The relational model is very different however. Its goal is to allow you to find the data you want quickly. It does this by recognising the relationships between data types and using set based maths to "join" record sets. To do this, the relational model chooses to expose all entity data. The exact opposite of encapsulation. Exposed object (entity) data is used to join records and filter results sets during querying.

So how do we square the circle? Have a model where data types are hidden, but also where we can perform powerful queries? I don't think you can, and this is why IMO almost all ORM solutions end up exposing the underlying data (all those getters and setters). In a DDD application you learn to live with this ignoring the exposed data and augmenting the data mutation methods with true OO "business" methods that provide data encapsulating, "business domain" behaviour. But given that the data is exposed, there is nothing stopping others accessing the data themselves, breaking encapsulation and bypassing business rules. In fact if you intend to do queries you need exposed data to perform joins, filters etc.

So there is no squaring the circle, and your DDD isn't truely OO. What you have are data records that can also behave like objects, but due to the lack of encapsulation afforded to true objects and the opportunity this provides to violate OO semantics, you cannot say that your design is immune to data type changes. I believe that this is Uncle Bobs main complaint with the Active Record Pattern.

I turn the argument on its head. You are producing an application where you are interested in data types, where you want to display those data types to your users and where you want to explore relationships between data types. This is what we would call a classic database application. In these applications immunity to data type changes is an impossibility. You cannot hide data types, because data is what your user is interested in. Your user is also interested in some behaviour which express business rules, but most of those rules have to do with maintaining data integrity and enforcing relationships between data entities. Your user wants to view his data.

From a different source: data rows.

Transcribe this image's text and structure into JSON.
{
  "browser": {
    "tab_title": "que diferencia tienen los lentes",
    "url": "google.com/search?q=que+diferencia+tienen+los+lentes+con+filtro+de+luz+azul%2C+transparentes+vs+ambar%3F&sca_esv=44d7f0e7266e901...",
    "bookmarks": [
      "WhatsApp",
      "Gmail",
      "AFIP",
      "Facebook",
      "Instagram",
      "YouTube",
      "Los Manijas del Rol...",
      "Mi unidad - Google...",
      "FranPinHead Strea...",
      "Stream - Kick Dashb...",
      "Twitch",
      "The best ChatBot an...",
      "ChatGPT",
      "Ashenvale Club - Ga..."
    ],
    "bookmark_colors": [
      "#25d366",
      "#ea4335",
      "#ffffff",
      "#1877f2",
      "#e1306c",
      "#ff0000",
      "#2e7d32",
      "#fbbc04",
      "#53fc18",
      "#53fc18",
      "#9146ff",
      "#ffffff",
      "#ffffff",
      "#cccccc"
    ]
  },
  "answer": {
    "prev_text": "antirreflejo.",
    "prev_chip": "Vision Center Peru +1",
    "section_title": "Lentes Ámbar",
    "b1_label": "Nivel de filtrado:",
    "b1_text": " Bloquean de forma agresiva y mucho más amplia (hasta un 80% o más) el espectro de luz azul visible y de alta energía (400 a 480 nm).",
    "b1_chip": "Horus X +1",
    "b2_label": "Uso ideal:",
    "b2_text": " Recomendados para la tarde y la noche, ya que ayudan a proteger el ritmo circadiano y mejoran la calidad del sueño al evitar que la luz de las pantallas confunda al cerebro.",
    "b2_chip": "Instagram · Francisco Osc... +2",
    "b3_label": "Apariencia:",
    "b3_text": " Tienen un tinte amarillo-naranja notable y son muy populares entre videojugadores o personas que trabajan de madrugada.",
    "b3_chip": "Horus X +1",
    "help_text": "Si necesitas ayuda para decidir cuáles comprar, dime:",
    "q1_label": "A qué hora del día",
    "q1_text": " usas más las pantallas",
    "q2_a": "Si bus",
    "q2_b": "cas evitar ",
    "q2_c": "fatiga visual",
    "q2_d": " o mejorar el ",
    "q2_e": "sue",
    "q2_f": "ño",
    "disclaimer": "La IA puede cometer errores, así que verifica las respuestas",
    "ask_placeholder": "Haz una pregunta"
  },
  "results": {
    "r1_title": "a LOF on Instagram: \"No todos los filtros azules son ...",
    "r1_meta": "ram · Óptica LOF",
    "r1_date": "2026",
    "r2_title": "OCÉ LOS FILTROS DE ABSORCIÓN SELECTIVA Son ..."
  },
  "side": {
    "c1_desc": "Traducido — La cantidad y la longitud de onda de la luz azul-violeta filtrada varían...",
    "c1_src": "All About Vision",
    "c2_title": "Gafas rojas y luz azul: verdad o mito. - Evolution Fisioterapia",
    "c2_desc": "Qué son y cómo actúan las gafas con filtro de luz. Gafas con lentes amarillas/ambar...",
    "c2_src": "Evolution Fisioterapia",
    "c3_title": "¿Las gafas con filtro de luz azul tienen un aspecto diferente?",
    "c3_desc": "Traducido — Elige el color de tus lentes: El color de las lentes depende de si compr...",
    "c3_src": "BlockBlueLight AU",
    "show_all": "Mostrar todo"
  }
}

In such an application OO encapsulation amongst domain objects serves very little purpose. Polymorphism is only useful as a means of grouping data types with common attributes, but not as a means of grouping 'objects' with common behavior, and data encapsulation becomes meaningless. So why not forget about objects and data encapsulation and use exposed mutable data types instead? Well functional languages have been using this approach for years, an hashmap (Dictionary) with name/value pairs is a mutable data type. You can represent any data type you like by nesting hashmaps. Accepting that all data will be exposed, and that data types are likely to change is a much better fit for database applications where users want to store, navigate and query data.

Given the hashmap as the primary abstraction, where does behaviour fit in? Well there is data agnostic behaviour such as "Create", "Retrieve", "Update", and "Delete" which applies to all data types. In addition to basic CRUD is querying behaviour like "Select From", "Join" and "Where condition". These are all data type agnostic and could be provided by a framework like LINQ or Rails ActiveRecord. Then there is data type specific behaviour like "Age" which calculates the age of any data type that contains the attribute "date of birth". This would need to be provided by the application programmer and associated with a set of data types.

This is why I think that Bob got it wrong in his conclusion. Data is King in data centric applications (in contrast to behaviour being King). The Active Record pattern as implemented in Rails acknowledges this fact and treats domain entities as pseudo Objects and doesn't try to pretend that they are proper objects with encapsulation. LINQ takes the same approach too.

For database applications where set based data queries are important, then ORM has always been a misnomer in my view. What we have really been doing is data-structure relational mapping. With Rails and LINQ we are now moving into "dictionary relational mapping", which in my opinion is a more natural way to model data centric applications then "ORM".